The basic challenge—this is hardly news—is that America is aging and, as a result, is spending a lot of money on healthcare and retirement expenses. These expenses will go up and up in coming decades; they’re built into our demography. Unless economic growth can outpace the cost increase, however, that means less money for everything else—education included, along with national parks, mass transit, the arts, you name it.

So let’s say you want to protect the education budget and other investments in the young—in the future—at both the federal and state levels. The first thing you need to do is constrain public outlays for the old—which mostly means holding the line on healthcare spending. And the second thing you need to do is encourage maximum economic growth. Get both of these things right and you avoid Armageddon.

Now hold on, you say, there are other options. You can go after the defense budget. You can raise taxes on the rich. That’s true, and these might help at the margins, at least for a while. But as the chart below shows, defense spending is hardly putting pressure on education spending—healthcare is. And as many economists will tell you, if you tax the rich too aggressively, you’ll drive down economic growth. You might slice the pie more evenly but a smaller pie means less for everyone.  (And taxing the rich won’t raise nearly enough revenue, anyway.)

Ryan Graph
Notes: Sources here, here, and here. Education spending is all government outlays for K-12 and higher education. Healthcare spending is all expenditures, public or private.

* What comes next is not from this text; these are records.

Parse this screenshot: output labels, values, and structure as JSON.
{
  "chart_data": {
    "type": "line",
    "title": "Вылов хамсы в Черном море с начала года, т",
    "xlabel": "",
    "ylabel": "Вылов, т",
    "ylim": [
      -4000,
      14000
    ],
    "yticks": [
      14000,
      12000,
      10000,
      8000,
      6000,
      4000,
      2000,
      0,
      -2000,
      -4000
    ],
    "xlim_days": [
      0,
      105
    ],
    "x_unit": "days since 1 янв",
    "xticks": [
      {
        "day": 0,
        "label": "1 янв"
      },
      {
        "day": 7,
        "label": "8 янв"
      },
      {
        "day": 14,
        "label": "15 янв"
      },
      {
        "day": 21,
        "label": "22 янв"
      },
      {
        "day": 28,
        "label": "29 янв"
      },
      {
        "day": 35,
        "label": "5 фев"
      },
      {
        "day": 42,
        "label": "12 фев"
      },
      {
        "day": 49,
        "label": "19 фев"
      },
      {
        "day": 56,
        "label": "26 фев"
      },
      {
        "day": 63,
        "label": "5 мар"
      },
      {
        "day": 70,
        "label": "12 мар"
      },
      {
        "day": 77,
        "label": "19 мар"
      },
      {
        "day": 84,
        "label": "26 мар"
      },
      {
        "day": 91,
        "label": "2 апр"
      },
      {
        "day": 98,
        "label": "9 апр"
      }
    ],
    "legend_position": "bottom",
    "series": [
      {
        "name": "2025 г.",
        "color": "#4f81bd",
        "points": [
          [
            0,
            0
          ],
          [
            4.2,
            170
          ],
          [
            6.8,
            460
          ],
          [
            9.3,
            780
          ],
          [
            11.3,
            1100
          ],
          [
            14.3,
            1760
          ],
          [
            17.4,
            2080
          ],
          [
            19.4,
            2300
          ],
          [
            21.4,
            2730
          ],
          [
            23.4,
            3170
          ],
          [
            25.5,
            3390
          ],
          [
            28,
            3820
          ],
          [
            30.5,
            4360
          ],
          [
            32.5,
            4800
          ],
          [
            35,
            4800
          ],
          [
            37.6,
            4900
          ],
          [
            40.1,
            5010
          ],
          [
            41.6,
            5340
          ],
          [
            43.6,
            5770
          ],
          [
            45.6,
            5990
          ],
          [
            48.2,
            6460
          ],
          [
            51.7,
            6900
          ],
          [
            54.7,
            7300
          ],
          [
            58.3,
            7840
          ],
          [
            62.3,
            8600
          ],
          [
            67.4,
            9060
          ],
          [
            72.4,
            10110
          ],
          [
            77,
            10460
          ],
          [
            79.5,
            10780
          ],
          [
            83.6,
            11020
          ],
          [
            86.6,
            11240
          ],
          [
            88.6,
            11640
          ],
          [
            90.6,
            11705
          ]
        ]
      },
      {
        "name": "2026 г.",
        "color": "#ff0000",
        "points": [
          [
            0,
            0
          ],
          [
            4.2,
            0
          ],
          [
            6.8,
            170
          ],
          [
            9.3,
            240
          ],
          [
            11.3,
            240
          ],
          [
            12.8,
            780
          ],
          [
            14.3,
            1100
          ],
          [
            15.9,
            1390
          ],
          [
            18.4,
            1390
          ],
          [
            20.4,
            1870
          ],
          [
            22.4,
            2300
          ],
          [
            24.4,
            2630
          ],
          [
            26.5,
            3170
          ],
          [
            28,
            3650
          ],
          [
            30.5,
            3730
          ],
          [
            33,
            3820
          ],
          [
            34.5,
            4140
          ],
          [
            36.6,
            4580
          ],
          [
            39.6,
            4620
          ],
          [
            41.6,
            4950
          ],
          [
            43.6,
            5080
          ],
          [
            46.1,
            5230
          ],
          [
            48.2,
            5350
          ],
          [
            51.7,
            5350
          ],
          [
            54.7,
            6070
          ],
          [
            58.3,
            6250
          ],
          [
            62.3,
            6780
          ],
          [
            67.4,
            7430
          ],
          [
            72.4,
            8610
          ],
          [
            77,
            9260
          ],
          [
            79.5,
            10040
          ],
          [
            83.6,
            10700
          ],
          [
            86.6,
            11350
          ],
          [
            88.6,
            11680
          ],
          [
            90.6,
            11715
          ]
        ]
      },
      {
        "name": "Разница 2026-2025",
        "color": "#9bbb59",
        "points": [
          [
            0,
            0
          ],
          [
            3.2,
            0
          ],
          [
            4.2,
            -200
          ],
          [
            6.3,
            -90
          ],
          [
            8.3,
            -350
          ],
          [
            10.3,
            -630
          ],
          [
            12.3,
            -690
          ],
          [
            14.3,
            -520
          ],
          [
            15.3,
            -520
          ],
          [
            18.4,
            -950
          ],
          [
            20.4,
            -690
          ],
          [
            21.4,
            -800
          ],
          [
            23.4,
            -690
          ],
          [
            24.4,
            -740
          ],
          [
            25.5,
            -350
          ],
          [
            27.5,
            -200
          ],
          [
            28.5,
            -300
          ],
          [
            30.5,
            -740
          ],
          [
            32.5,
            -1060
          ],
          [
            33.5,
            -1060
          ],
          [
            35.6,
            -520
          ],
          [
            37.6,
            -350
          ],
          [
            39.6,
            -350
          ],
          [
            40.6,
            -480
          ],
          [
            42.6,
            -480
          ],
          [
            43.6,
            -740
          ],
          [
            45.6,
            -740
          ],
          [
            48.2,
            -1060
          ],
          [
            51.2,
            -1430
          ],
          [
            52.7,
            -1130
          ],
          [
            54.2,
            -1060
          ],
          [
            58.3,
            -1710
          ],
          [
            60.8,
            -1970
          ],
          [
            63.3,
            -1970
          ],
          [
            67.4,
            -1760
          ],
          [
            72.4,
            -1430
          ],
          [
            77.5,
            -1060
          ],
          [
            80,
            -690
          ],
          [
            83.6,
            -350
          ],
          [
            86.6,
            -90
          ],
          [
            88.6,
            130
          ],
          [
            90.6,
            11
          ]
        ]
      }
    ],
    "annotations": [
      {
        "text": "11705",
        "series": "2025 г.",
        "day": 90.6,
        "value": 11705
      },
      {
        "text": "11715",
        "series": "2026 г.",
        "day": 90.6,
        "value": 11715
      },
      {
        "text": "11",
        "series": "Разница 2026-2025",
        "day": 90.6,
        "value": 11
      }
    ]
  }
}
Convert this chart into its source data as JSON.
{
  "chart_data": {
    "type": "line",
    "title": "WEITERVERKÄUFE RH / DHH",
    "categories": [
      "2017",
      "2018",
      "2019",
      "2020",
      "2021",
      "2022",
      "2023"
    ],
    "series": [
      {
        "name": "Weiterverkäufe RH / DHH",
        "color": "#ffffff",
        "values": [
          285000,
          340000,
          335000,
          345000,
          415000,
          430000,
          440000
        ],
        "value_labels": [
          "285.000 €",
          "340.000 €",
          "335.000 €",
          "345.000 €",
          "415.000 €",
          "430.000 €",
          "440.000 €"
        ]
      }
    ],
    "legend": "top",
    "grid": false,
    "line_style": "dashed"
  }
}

Which brings us back to the real options:

Rein in healthcare spending. President Obama says the Affordable Care Act will do that, but there are many skeptics. Ryan’s approach—capping the amount of healthcare that government will pay for—by voucherizing Medicare and block-granting Medicaid—would almost surely do more to drive down healthcare spending, making room for education and everything else. Yes, this would lead to some form of “rationing,” at least for the publicly paid-for services. But you can either “ration” healthcare or you can “ration” education (and all other social spending). Take your pick. (And if you’re a governor, you can’t invest in education if your budget is increasingly squeezed by Medicaid—which is only growing larger under Obamacare.)

Grow the economy. There’s a debate to be had here, too, with Democrats urging investments in infrastructure and public employee salaries and benefits, and Republicans calling for a simplified pro-growth tax code and a bunch of deregulation. A mix of the two is probably the right prescription—but higher taxes over the long-term would almost certainly backfire.

Just as Scott Walker’s purportedly “anti-educator” reforms freed up money in his state for more spending in the classroom, so would Paul Ryan’s “radical” reforms free up money for education nationwide—at least in the long-run.

In this case, both presidential tickets have it half right. Obama is correct to urge investments in education today; Paul-Ryan-cum-Ayn-Rand should find his domestic discretionary cuts elsewhere. But Ryan and Romney are right that the Medicare goliath must be slain if we are to avoid a future in which there’s no money to pay for education—or anything else—for decades to come.

Gentleman, for the sake of America’s future, how about you adopt each other’s best ideas and call it a day?